A premiação de quatro artistas pelo PIPA ao longo dos últimos anos, além de evidenciar a diversidade de linguagens, garante mais abrangência geográfica e acolhe entre os premiados algumas poéticas que se mantinham à margem do circuito oficial. O Brasil sendo um país continental e marcado por um repertório cultural diversificado, acaba gerando produções artísticas que nem sempre partilham de um mesmo imaginário visual e das mesmas referências históricas.

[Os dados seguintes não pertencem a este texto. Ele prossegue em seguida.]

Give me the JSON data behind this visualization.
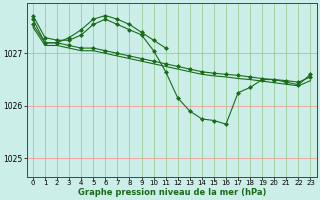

Um dos objetivos da exposição do PIPA é o de produzir zonas de contato e formas de interação entre mundos desencontrados que, entretanto, partilham o mesmo tempo histórico, com suas assimetrias e atritos.

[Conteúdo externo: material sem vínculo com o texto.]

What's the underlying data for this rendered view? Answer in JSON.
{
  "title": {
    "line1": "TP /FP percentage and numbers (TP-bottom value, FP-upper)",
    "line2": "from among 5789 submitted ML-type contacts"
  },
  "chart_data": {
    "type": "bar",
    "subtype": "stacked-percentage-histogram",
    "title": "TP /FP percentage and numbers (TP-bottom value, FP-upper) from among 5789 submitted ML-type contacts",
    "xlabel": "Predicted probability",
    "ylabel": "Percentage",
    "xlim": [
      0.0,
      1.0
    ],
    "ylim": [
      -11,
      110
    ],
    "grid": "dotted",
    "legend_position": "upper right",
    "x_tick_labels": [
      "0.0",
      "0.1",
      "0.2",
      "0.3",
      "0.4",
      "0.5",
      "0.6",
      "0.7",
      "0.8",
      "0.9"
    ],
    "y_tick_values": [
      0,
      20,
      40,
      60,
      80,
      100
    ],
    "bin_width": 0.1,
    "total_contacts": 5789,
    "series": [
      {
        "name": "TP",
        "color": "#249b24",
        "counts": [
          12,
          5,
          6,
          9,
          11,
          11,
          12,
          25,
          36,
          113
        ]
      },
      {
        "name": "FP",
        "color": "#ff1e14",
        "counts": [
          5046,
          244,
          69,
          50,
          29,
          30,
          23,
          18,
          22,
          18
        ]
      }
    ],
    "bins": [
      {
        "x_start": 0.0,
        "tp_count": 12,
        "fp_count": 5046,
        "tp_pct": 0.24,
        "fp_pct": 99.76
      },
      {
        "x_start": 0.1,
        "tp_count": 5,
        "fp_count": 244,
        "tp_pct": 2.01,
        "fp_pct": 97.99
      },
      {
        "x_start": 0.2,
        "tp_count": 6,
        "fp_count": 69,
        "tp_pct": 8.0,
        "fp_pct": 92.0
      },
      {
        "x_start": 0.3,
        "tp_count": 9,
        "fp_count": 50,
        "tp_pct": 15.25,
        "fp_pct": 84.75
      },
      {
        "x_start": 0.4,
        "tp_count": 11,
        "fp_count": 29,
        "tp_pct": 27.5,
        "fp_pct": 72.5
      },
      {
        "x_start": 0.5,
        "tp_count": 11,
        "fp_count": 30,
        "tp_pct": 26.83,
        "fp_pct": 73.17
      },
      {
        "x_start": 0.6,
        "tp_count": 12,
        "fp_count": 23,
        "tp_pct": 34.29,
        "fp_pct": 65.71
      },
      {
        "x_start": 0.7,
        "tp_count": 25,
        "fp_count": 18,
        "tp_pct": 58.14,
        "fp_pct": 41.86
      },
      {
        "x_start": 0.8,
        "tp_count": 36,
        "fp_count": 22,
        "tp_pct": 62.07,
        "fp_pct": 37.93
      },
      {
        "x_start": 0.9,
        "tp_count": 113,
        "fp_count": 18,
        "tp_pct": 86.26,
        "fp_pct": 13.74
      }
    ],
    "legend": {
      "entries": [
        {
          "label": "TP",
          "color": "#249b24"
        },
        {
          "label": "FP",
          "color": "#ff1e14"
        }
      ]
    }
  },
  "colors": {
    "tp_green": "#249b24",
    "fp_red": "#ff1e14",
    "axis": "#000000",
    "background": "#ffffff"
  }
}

A multiplicação de artistas oriundos de ambientes culturais heterogêneos transformou de dentro a divisão tradicional entre centro e periferia que estruturava as narrativas da história da arte. Esta rearticulação entre pertencimento e estranhamento, junto e a contrapelo da cultura visual hegemônica, mobiliza a criação de novos repertórios críticos e regimes de recepção para a arte contemporânea. Os quatro artistas premiados em 2025 evidenciam tais características.
Gabriel Haddad e Leonardo Bora formam uma dupla de artistas que trabalha no cruzamento do carnaval com as artes visuais, explorando energias materiais e culturais que transitam e transbordam de dentro dos barracões e dos desfiles. Suas instalações, desenhos e objetos ressignificam o espaço da arte contemporânea. É cada vez mais urgente pensarmos este trânsito tão rico e singular entre manifestações populares, artesanias ancestrais e experimentação visual.
Andréa Hygino, por sua vez, articula o seu trabalho no âmbito educacional com a construção de sua linguagem gráfica e escultórica. Faz isso desestabilizando os objetos e os códigos normativos que assujeitam corpos e subjetividades nas salas de aula, metamorfoseando-os em potência escultórica. Sua poética combina invenção formal, rigor crítico e humor.
Darks Miranda aposta em uma dimensão fabulatória carregada de estranhamento, que atravessa tanto sua produção audiovisual como seus objetos e instalações. Ela remete ao tropicalismo com uma acidez crítica e paródica incomuns, apropriando-se das ferramentas tecnológicas e puxando seus processos e formas para dentro de um universo de seres assombrosos e monstruosos.
A pintura segue vigorosa na arte contemporânea brasileira, não obstante o uso de tantas mídias e tecnologias novas à mão. Flávia Ventura explora a materialidade pictórica com um vigor próprio, revelando, por dentro das espessas camadas de tinta e gestos, fragmentos corporais e orgânicos que fundem abstração, figuração e transgressão.
Espero que o PIPA siga por muitos anos sendo uma janela aberta para os muitos Brasis tão cheios de contradições e de maravilhamentos, revelando produções artísticas emergentes, contundentes e promissoras.